Commentaire culturel
« À l’Empereur César Lucius Septime Sévère, fils de Marcus, Pie, Pertinax, Auguste, Père de la Patrie, Parthe, Arabe et Parthe Adiabénique, Pontifex Maximus, investi du pouvoir Tribunicien pour la onzième fois, acclamé Empereur pour la onzième fois, consul pour la troisième fois, proconsul; et à l’empereur Cesare Marco Aurelio Antonino, fils de Lucio, Augusto, Pio, Felice, investi du pouvoir tribunicien pour la sixième fois, consul, proconsul, père de la patrie, d’excellents et très forts princes, pour avoir sauvé l’État et élargi la domination du peuple romain et pour leurs vertus distinguées, à l’intérieur et à l’étranger, le Sénat et le peuple romain ».
Ainsi se lit l’inscription de dédicace à Septime Sévère et à son fils Caracalla gravée sur l’attique de l’arc de triomphe qui célèbre les victoires des deux campagnes de l’empereur contre les Parthes. Initialement, le dédicace mentionnait également son autre fils Geta, dont le nom a ensuite été supprimé après son assassinat par son frère.

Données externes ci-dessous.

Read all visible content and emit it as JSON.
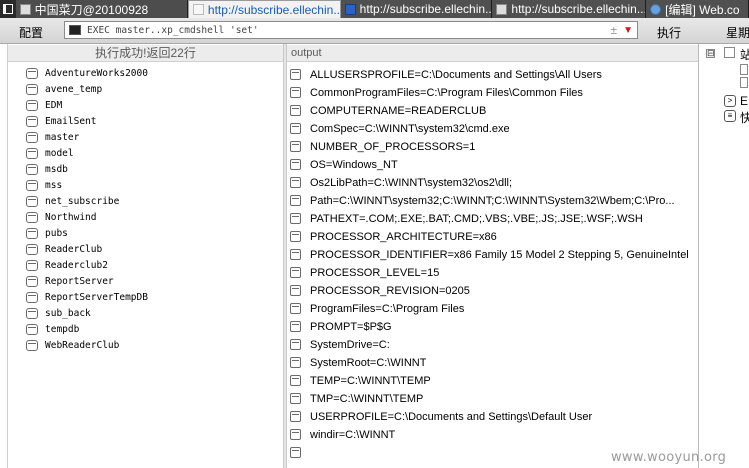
{
  "tabs": [
    {
      "title": "中国菜刀@20100928"
    },
    {
      "title": "http://subscribe.ellechin..."
    },
    {
      "title": "http://subscribe.ellechin..."
    },
    {
      "title": "http://subscribe.ellechin..."
    },
    {
      "title": "[编辑] Web.co"
    }
  ],
  "toolbar": {
    "config_label": "配置",
    "command_value": "EXEC master..xp_cmdshell 'set'",
    "clear_symbol": "±",
    "exec_label": "执行",
    "week_label": "星期"
  },
  "left_pane": {
    "header": "执行成功!返回22行",
    "databases": [
      "AdventureWorks2000",
      "avene_temp",
      "EDM",
      "EmailSent",
      "master",
      "model",
      "msdb",
      "mss",
      "net_subscribe",
      "Northwind",
      "pubs",
      "ReaderClub",
      "Readerclub2",
      "ReportServer",
      "ReportServerTempDB",
      "sub_back",
      "tempdb",
      "WebReaderClub"
    ]
  },
  "output_pane": {
    "header": "output",
    "rows": [
      "ALLUSERSPROFILE=C:\\Documents and Settings\\All Users",
      "CommonProgramFiles=C:\\Program Files\\Common Files",
      "COMPUTERNAME=READERCLUB",
      "ComSpec=C:\\WINNT\\system32\\cmd.exe",
      "NUMBER_OF_PROCESSORS=1",
      "OS=Windows_NT",
      "Os2LibPath=C:\\WINNT\\system32\\os2\\dll;",
      "Path=C:\\WINNT\\system32;C:\\WINNT;C:\\WINNT\\System32\\Wbem;C:\\Pro...",
      "PATHEXT=.COM;.EXE;.BAT;.CMD;.VBS;.VBE;.JS;.JSE;.WSF;.WSH",
      "PROCESSOR_ARCHITECTURE=x86",
      "PROCESSOR_IDENTIFIER=x86 Family 15 Model 2 Stepping 5, GenuineIntel",
      "PROCESSOR_LEVEL=15",
      "PROCESSOR_REVISION=0205",
      "ProgramFiles=C:\\Program Files",
      "PROMPT=$P$G",
      "SystemDrive=C:",
      "SystemRoot=C:\\WINNT",
      "TEMP=C:\\WINNT\\TEMP",
      "TMP=C:\\WINNT\\TEMP",
      "USERPROFILE=C:\\Documents and Settings\\Default User",
      "windir=C:\\WINNT",
      ""
    ]
  },
  "right_pane": {
    "toggle": "⊟",
    "chars": [
      "站",
      "E",
      "快"
    ]
  },
  "watermark": "www.wooyun.org"
}
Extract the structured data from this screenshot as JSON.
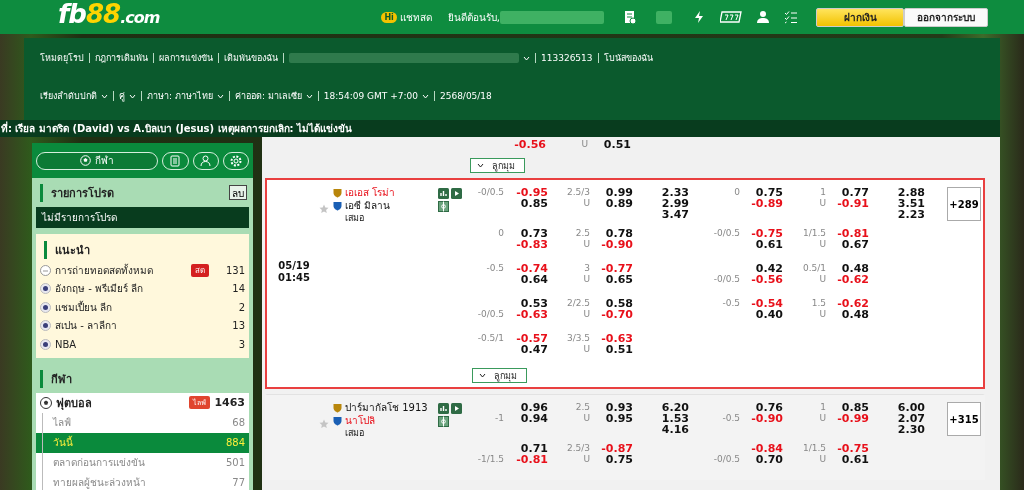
{
  "header": {
    "logo": [
      {
        "text": "fb",
        "kind": "brand"
      },
      {
        "text": "88",
        "kind": "accent"
      },
      {
        "text": ".com",
        "kind": "domain"
      }
    ],
    "chat": {
      "badge": "Hi",
      "label": "แชทสด"
    },
    "welcome": "ยินดีต้อนรับ,",
    "buttons": [
      {
        "label": "ฝากเงิน",
        "kind": "primary"
      },
      {
        "label": "ออกจากระบบ",
        "kind": "secondary"
      }
    ]
  },
  "nav": {
    "row_1": [
      {
        "kind": "link",
        "text": "โหมดยุโรป"
      },
      {
        "kind": "link",
        "text": "กฎการเดิมพัน"
      },
      {
        "kind": "link",
        "text": "ผลการแข่งขัน"
      },
      {
        "kind": "link",
        "text": "เดิมพันของฉัน"
      },
      {
        "kind": "redacted"
      },
      {
        "kind": "link",
        "text": "113326513"
      },
      {
        "kind": "link",
        "text": "โบนัสของฉัน"
      }
    ],
    "row_2": [
      {
        "text": "เรียงลำดับปกติ",
        "dropdown": true
      },
      {
        "text": "คู่",
        "dropdown": true
      },
      {
        "text": "ภาษา: ภาษาไทย",
        "dropdown": true
      },
      {
        "text": "ค่าออด: มาเลเซีย",
        "dropdown": true
      },
      {
        "text": "18:54:09 GMT +7:00",
        "dropdown": true
      },
      {
        "text": "2568/05/18",
        "dropdown": false
      }
    ]
  },
  "ticker": "ที่: เรียล มาดริด (David) vs A.บิลเบา (Jesus) เหตุผลการยกเลิก: ไม่ได้แข่งขัน",
  "sidebar": {
    "tools": [
      {
        "kind": "sports",
        "label": "กีฬา",
        "selected": true
      },
      {
        "kind": "betslip",
        "selected": false
      },
      {
        "kind": "account",
        "selected": false
      },
      {
        "kind": "settings",
        "selected": false
      }
    ],
    "favorites": {
      "title": "รายการโปรด",
      "clear": "ลบ",
      "empty": "ไม่มีรายการโปรด"
    },
    "recommended": {
      "title": "แนะนำ",
      "items": [
        {
          "kind": "all",
          "name": "การถ่ายทอดสดทั้งหมด",
          "badge": "สด",
          "count": "131"
        },
        {
          "kind": "league",
          "name": "อังกฤษ - พรีเมียร์ ลีก",
          "count": "14"
        },
        {
          "kind": "league",
          "name": "แชมเปี้ยน ลีก",
          "count": "2"
        },
        {
          "kind": "league",
          "name": "สเปน - ลาลีกา",
          "count": "13"
        },
        {
          "kind": "league",
          "name": "NBA",
          "count": "3"
        }
      ]
    },
    "sports": {
      "title": "กีฬา",
      "items": [
        {
          "name": "ฟุตบอล",
          "badge": "ไลฟ์",
          "count": "1463",
          "children": [
            {
              "name": "ไลฟ์",
              "count": "68",
              "selected": false
            },
            {
              "name": "วันนี้",
              "count": "884",
              "selected": true
            },
            {
              "name": "ตลาดก่อนการแข่งขัน",
              "count": "501",
              "selected": false
            },
            {
              "name": "ทายผลผู้ชนะล่วงหน้า",
              "count": "77",
              "selected": false
            }
          ]
        }
      ]
    }
  },
  "odds": {
    "tail": {
      "hdp_odds": {
        "v": "-0.56",
        "neg": true
      },
      "ou_under": "U",
      "ou_odds": {
        "v": "0.51",
        "neg": false
      },
      "corners": "ลูกมุม"
    },
    "matches": [
      {
        "highlighted": true,
        "date": "05/19",
        "time": "01:45",
        "starred": false,
        "home": {
          "name": "เอเอส โรม่า",
          "favored": true
        },
        "away": {
          "name": "เอซี มิลาน",
          "favored": false
        },
        "draw": "เสมอ",
        "more": "+289",
        "corners": "ลูกมุม",
        "lines": [
          {
            "hdp": {
              "home_line": "-0/0.5",
              "odds": [
                {
                  "v": "-0.95",
                  "neg": true
                },
                {
                  "v": "0.85",
                  "neg": false
                }
              ]
            },
            "ou": {
              "line": "2.5/3",
              "under": "U",
              "odds": [
                {
                  "v": "0.99",
                  "neg": false
                },
                {
                  "v": "0.89",
                  "neg": false
                }
              ]
            },
            "x12": [
              "2.33",
              "2.99",
              "3.47"
            ],
            "h1_hdp": {
              "home_line": "0",
              "odds": [
                {
                  "v": "0.75",
                  "neg": false
                },
                {
                  "v": "-0.89",
                  "neg": true
                }
              ]
            },
            "h1_ou": {
              "line": "1",
              "under": "U",
              "odds": [
                {
                  "v": "0.77",
                  "neg": false
                },
                {
                  "v": "-0.91",
                  "neg": true
                }
              ]
            },
            "h1_x12": [
              "2.88",
              "3.51",
              "2.23"
            ]
          },
          {
            "hdp": {
              "home_line": "0",
              "odds": [
                {
                  "v": "0.73",
                  "neg": false
                },
                {
                  "v": "-0.83",
                  "neg": true
                }
              ]
            },
            "ou": {
              "line": "2.5",
              "under": "U",
              "odds": [
                {
                  "v": "0.78",
                  "neg": false
                },
                {
                  "v": "-0.90",
                  "neg": true
                }
              ]
            },
            "h1_hdp": {
              "home_line": "-0/0.5",
              "odds": [
                {
                  "v": "-0.75",
                  "neg": true
                },
                {
                  "v": "0.61",
                  "neg": false
                }
              ]
            },
            "h1_ou": {
              "line": "1/1.5",
              "under": "U",
              "odds": [
                {
                  "v": "-0.81",
                  "neg": true
                },
                {
                  "v": "0.67",
                  "neg": false
                }
              ]
            }
          },
          {
            "hdp": {
              "home_line": "-0.5",
              "odds": [
                {
                  "v": "-0.74",
                  "neg": true
                },
                {
                  "v": "0.64",
                  "neg": false
                }
              ]
            },
            "ou": {
              "line": "3",
              "under": "U",
              "odds": [
                {
                  "v": "-0.77",
                  "neg": true
                },
                {
                  "v": "0.65",
                  "neg": false
                }
              ]
            },
            "h1_hdp": {
              "away_line": "-0/0.5",
              "odds": [
                {
                  "v": "0.42",
                  "neg": false
                },
                {
                  "v": "-0.56",
                  "neg": true
                }
              ]
            },
            "h1_ou": {
              "line": "0.5/1",
              "under": "U",
              "odds": [
                {
                  "v": "0.48",
                  "neg": false
                },
                {
                  "v": "-0.62",
                  "neg": true
                }
              ]
            }
          },
          {
            "hdp": {
              "away_line": "-0/0.5",
              "odds": [
                {
                  "v": "0.53",
                  "neg": false
                },
                {
                  "v": "-0.63",
                  "neg": true
                }
              ]
            },
            "ou": {
              "line": "2/2.5",
              "under": "U",
              "odds": [
                {
                  "v": "0.58",
                  "neg": false
                },
                {
                  "v": "-0.70",
                  "neg": true
                }
              ]
            },
            "h1_hdp": {
              "home_line": "-0.5",
              "odds": [
                {
                  "v": "-0.54",
                  "neg": true
                },
                {
                  "v": "0.40",
                  "neg": false
                }
              ]
            },
            "h1_ou": {
              "line": "1.5",
              "under": "U",
              "odds": [
                {
                  "v": "-0.62",
                  "neg": true
                },
                {
                  "v": "0.48",
                  "neg": false
                }
              ]
            }
          },
          {
            "hdp": {
              "home_line": "-0.5/1",
              "odds": [
                {
                  "v": "-0.57",
                  "neg": true
                },
                {
                  "v": "0.47",
                  "neg": false
                }
              ]
            },
            "ou": {
              "line": "3/3.5",
              "under": "U",
              "odds": [
                {
                  "v": "-0.63",
                  "neg": true
                },
                {
                  "v": "0.51",
                  "neg": false
                }
              ]
            }
          }
        ]
      },
      {
        "highlighted": false,
        "starred": false,
        "home": {
          "name": "ปาร์มากัลโช 1913",
          "favored": false
        },
        "away": {
          "name": "นาโปลิ",
          "favored": true
        },
        "draw": "เสมอ",
        "more": "+315",
        "lines": [
          {
            "hdp": {
              "away_line": "-1",
              "odds": [
                {
                  "v": "0.96",
                  "neg": false
                },
                {
                  "v": "0.94",
                  "neg": false
                }
              ]
            },
            "ou": {
              "line": "2.5",
              "under": "U",
              "odds": [
                {
                  "v": "0.93",
                  "neg": false
                },
                {
                  "v": "0.95",
                  "neg": false
                }
              ]
            },
            "x12": [
              "6.20",
              "1.53",
              "4.16"
            ],
            "h1_hdp": {
              "away_line": "-0.5",
              "odds": [
                {
                  "v": "0.76",
                  "neg": false
                },
                {
                  "v": "-0.90",
                  "neg": true
                }
              ]
            },
            "h1_ou": {
              "line": "1",
              "under": "U",
              "odds": [
                {
                  "v": "0.85",
                  "neg": false
                },
                {
                  "v": "-0.99",
                  "neg": true
                }
              ]
            },
            "h1_x12": [
              "6.00",
              "2.07",
              "2.30"
            ]
          },
          {
            "hdp": {
              "away_line": "-1/1.5",
              "odds": [
                {
                  "v": "0.71",
                  "neg": false
                },
                {
                  "v": "-0.81",
                  "neg": true
                }
              ]
            },
            "ou": {
              "line": "2.5/3",
              "under": "U",
              "odds": [
                {
                  "v": "-0.87",
                  "neg": true
                },
                {
                  "v": "0.75",
                  "neg": false
                }
              ]
            },
            "h1_hdp": {
              "away_line": "-0/0.5",
              "odds": [
                {
                  "v": "-0.84",
                  "neg": true
                },
                {
                  "v": "0.70",
                  "neg": false
                }
              ]
            },
            "h1_ou": {
              "line": "1/1.5",
              "under": "U",
              "odds": [
                {
                  "v": "-0.75",
                  "neg": true
                },
                {
                  "v": "0.61",
                  "neg": false
                }
              ]
            }
          }
        ]
      }
    ]
  }
}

Construit en 203 après JC. par l’empereur Septime Sévère, l’arc, d’une hauteur de 20,88 mètres et d’une largeur de 23,27 mètres, s’élève sur les pentes du Capitole, à l’intérieur du Forum romain. En travertin et brique, et entièrement recouverte de marbre du Pentélique, l’arc comporte trois arcs, un grand central et deux latéraux plus petits ; quatre colonnes corinthiennes soutiennent l’architrave et encadrent la somptueuse décoration.
Dans les archivoltes de la voûte centrale, deux victoires ailées avec un trophée sont visibles, tandis que dans celles des arcs mineurs, des divinités fluviales sont représentées. Une petite frise, qui représente le cortège triomphal de l’empereur rentrant à Rome, court le long des petits arcs ; les quatre panneaux plus grands dépeignent les moments saillants des campagnes militaires de l’empereur contre les Parthes.
Au Moyen Âge, l’Arc de Septime Sévère servait de forteresse et, au fil des siècles, il fut progressivement enseveli sous des tas de débris et de terre. Au XIXème siècle, et jusqu’à la première moitié du XXème siècle, elle fut enfin dégagée de tout encombrement et soumise à d’importantes fouilles et restaurations. Les dernières interventions d’entretien remontent à 2020-2021.